Daliah Heller, PhD, MPH, joins the Center for Health Media and Policy (CHMP) at Hunter College this year as a Visiting Scholar.
I’m beginning to think Health Homes are one of the best-kept secrets in the Patient Protection and Affordable Care Act (ACA). I’ve spoken with a lot of health care providers lately, and few seem to know about this provision, and that it is not the same as a Medical Home, though could be part of one.
Health Homes are case management-type entities established by the state health authority to
serve Medicaid-eligible people with chronic health conditions. ACA includes substance use
disorders among the eligible conditions, alongside mental health conditions, asthma, diabetes,
heart disease, and being overweight. And for the record, the term ‘substance use disorder’ refers
to a spectrum of excessive or harmful alcohol or drug use.

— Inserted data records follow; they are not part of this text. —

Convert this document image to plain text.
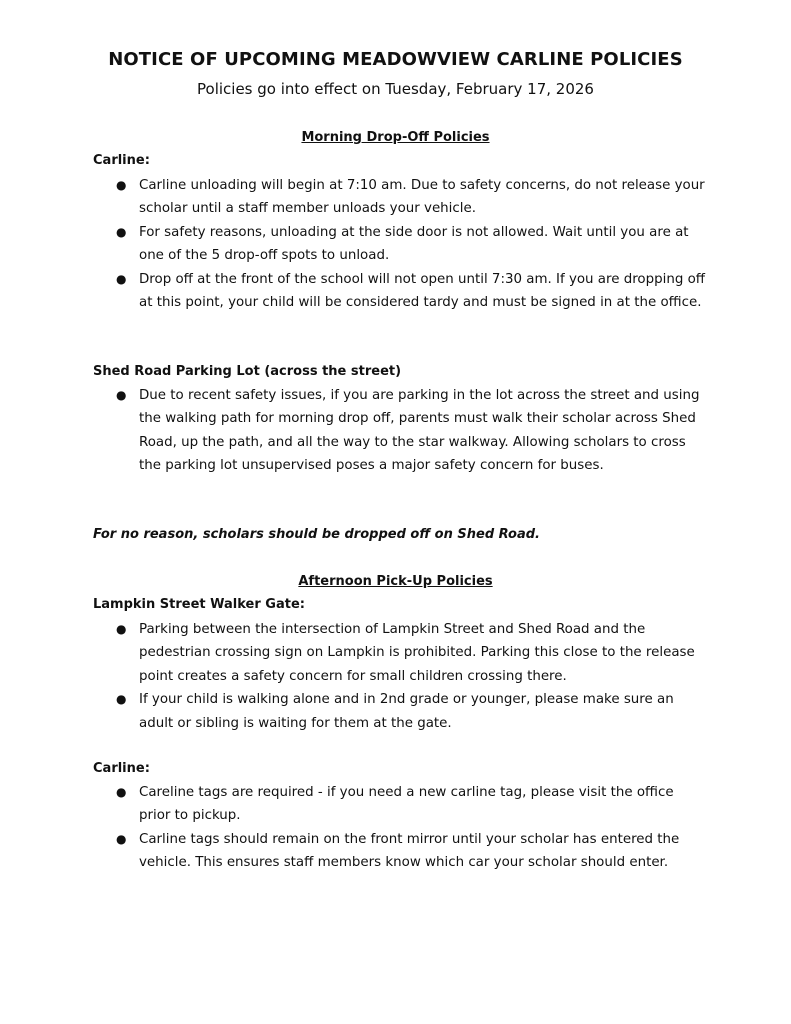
NOTICE OF UPCOMING MEADOWVIEW CARLINE POLICIES
Policies go into effect on Tuesday, February 17, 2026
Morning Drop-Off Policies
Carline:
● Carline unloading will begin at 7:10 am. Due to safety concerns, do not release your scholar until a staff member unloads your vehicle.
● For safety reasons, unloading at the side door is not allowed. Wait until you are at one of the 5 drop-off spots to unload.
● Drop off at the front of the school will not open until 7:30 am. If you are dropping off at this point, your child will be considered tardy and must be signed in at the office.
Shed Road Parking Lot (across the street)
● Due to recent safety issues, if you are parking in the lot across the street and using the walking path for morning drop off, parents must walk their scholar across Shed Road, up the path, and all the way to the star walkway. Allowing scholars to cross the parking lot unsupervised poses a major safety concern for buses.
For no reason, scholars should be dropped off on Shed Road.
Afternoon Pick-Up Policies
Lampkin Street Walker Gate:
● Parking between the intersection of Lampkin Street and Shed Road and the pedestrian crossing sign on Lampkin is prohibited. Parking this close to the release point creates a safety concern for small children crossing there.
● If your child is walking alone and in 2nd grade or younger, please make sure an adult or sibling is waiting for them at the gate.
Carline:
● Careline tags are required - if you need a new carline tag, please visit the office prior to pickup.
● Carline tags should remain on the front mirror until your scholar has entered the vehicle. This ensures staff members know which car your scholar should enter.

Health Homes are charged with providing comprehensive care management, coordination, and
health promotion to address the medical (physical), behavioral (substance use and mental health),
and social support (eg, housing, transportation assistance) needs of this population. Benefiting
from this arrangement could dramatically improve health and social outcomes for people with
substance use disorders.
Historically, this group been largely shunned by the general health care system. No different
from prevailing views, health care providers have been encouraged to view people with
substance use disorders as weak-willed and often deviant. This stigma has resulted in a hostile
health care environment and not surprisingly, lots of emergency room visits and hospitalizations
for preventable infections and illnesses, because people aren’t engaged in routine primary care.
In tandem, the criminalization of drug use eventually complicates the social situations of most
people with chronic substance use, further worsening health outcomes.
There is something particularly transformative about the inclusion of people with substance use
disorders in the Health Homes eligibility list. For the first time, this group could get health care
attention and social support without contingencies demanding abstinence from substance use or
requiring participation in a drug treatment program.
And because the provision explicitly embraces a care management approach, it holds promise for
pushing health systems to recognize and respond to substance use disorders as a chronic health
condition. This is very different from how most care for this group is currently delivered, in
one-size-fits-all, time-limited treatment programs, with inconclusive results. But substance use
services are under pressure to change too, because outcomes matter in ACA.
Considered, participant-driven Health Home models could be a game-changer for how we
conceptualize substance use services and how people with substance use disorders experience
them. While it’s up to the states to propose a plan for Health Homes, providers and advocates
could advance this opportunity by developing and show-casing models now.